Murray Goulburn Tops Rivals with $470 Million Cheese Bid

Murray Goulburn Cooperative Co., Australia’s biggest milk processor, raised its takeover offer for Warrnambool Cheese & Butter Factory Co. (WCB), valuing it at A$505 million ($470 million) and topping two rival bids.

The A$9 a share cash bid from Warrnambool’s second-largest shareholder is 13 percent higher than the A$8 offer from Canada’s Saputo Inc. (SAP) and above Bega Cheese Ltd. (BGA)’s share and cash proposal, the Melbourne-based company said today in a statement.

The three-way contest for the maker of brands including Sungold milk and Great Ocean Road cheese has more than doubled Warrnambool’s market value in the two months since Bega’s initial bid. The bidders are seeking to raise production and add export infrastructure amid rising demand in Asia.

Murray Goulburn’s new offer “defies any commercial common sense,” said Mark Topy, a Melbourne-based analyst at Canaccord Genuity Group Inc. “This really is a pretty aggressive strategy, they want this asset at all costs, irrespective of how it could endanger their own financial position.”

Warrnambool jumped 6.6 percent to A$9.10 in Sydney trading. Bega rose 5.1 percent to A$4.58, making its offer of 1.2 of its shares and A$2 cash worth A$7.50 for each Warrnambool share.

The bidding war comes as China, the world’s most populous nation, is setting records for milk-powder imports, while dairy demand is rising in India, Indonesia and Vietnam, according to Warrnambool.

‘Mighty’ Business

Warrnambool’s board, which has recommended Saputo’s offer to shareholders, will meet to consider the improved bid, the Victoria-state based company said in a statement. A call to Sandy Vassiadis, a spokeswoman for Saputo, wasn’t returned after business hours in Canada.

“This revised offer, and the combination of Murray Goulburn and Warrnambool, would deliver a mighty dairy food business oriented toward exports and oriented toward Asia,” Murray Goulburn Managing Director Gary Helou said today on a media call.
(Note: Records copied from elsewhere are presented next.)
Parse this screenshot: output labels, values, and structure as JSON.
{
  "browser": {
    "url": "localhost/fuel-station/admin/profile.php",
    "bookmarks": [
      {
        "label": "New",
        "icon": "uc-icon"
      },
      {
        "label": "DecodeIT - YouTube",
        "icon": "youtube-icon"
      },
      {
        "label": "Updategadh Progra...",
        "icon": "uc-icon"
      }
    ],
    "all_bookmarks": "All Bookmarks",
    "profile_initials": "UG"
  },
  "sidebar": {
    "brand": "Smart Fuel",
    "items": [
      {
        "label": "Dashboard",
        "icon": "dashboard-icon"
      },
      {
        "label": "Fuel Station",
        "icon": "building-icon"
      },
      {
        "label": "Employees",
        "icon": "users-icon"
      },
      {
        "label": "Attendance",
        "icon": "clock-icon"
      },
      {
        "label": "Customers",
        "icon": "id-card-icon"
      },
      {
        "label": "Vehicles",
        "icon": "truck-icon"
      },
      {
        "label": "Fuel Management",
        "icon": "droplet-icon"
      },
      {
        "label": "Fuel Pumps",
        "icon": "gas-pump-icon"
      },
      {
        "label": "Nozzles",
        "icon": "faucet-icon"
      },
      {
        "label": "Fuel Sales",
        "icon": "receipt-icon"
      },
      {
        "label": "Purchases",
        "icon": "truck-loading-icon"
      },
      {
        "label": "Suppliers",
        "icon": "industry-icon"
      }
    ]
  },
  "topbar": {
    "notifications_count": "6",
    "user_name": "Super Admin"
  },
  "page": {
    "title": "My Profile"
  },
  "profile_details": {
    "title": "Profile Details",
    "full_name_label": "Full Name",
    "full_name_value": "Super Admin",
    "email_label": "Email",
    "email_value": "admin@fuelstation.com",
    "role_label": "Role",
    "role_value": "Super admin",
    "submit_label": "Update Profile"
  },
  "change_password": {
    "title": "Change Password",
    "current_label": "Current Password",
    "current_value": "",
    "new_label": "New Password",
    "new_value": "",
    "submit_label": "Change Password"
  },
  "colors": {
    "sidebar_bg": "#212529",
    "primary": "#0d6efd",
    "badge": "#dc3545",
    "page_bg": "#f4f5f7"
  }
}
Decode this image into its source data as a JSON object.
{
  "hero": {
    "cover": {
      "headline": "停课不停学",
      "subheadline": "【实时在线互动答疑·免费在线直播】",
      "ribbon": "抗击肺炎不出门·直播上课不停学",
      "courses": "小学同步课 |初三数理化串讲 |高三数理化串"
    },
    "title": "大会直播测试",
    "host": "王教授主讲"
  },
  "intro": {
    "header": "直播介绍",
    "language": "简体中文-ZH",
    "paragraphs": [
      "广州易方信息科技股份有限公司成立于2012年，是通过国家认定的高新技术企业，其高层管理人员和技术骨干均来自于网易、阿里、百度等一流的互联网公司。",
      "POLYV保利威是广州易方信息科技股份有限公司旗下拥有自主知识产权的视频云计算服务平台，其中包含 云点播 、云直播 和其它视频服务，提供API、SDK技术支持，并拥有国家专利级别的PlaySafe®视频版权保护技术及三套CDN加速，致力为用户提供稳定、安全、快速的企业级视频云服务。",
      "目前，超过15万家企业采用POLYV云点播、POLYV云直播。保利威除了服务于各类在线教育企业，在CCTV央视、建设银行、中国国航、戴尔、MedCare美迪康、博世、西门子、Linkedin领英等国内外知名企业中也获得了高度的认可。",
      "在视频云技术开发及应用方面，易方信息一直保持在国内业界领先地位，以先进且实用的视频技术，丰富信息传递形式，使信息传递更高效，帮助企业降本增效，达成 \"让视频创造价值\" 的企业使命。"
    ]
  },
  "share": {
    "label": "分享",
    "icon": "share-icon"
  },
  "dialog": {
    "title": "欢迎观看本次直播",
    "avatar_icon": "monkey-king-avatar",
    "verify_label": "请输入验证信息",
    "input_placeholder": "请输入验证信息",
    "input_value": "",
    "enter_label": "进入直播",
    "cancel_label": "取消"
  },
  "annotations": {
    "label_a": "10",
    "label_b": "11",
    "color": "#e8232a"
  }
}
The maker of Devondale milk and cheese said Oct. 18 it had obtained A$350 million in extra debt facilities to help fund the purchase. “We are comfortable with this, our banks are comfortable with this,” Helou said. The company has options to raise more debt, or to raise equity from farmer shareholders or from external shareholders, he said.

‘Knockout Punch’

Bega holds 18 percent of Warrnambool and Murray Goulburn holds 17 percent, according to data compiled by Bloomberg.

Japan’s Kirin Holdings Co. bought a 9.99 percent stake in Warrnambool last month, seeking to protect an arrangement under which the producer supplies at least 12,000 metric tons of cheddar each year for its Australian unit’s Coon and Cracker Barrel cheese brands. Fonterra Cooperative Group, the world’s largest dairy exporter, said Nov. 1 it had acquired a 6 percent stake in New South Wales state-based Bega.

Montreal-based Saputo, Canada’s largest dairy processor, has the ability to beat Murray Goulburn’s proposal, Canaccord’s Topy said. “They have bid a dollar more to go for a knockout punch, but Saputo does have deeper pockets.”

Murray Goulburn, the only of the three bidders still to require approval from regulators, will lodge submissions with the Australian Competition Tribunal by Nov. 29 and expects the process to take around 90 days, Helou told reporters.

Bidding for Warrnambool began when Bega made a stock-and-cash proposal that was valued at A$5.78 a share when announced on Sept. 12. The next month, Saputo offered A$7 a share and Murray Goulburn bid A$7.50. Saputo raised its proposal to A$8 a share on Oct. 25.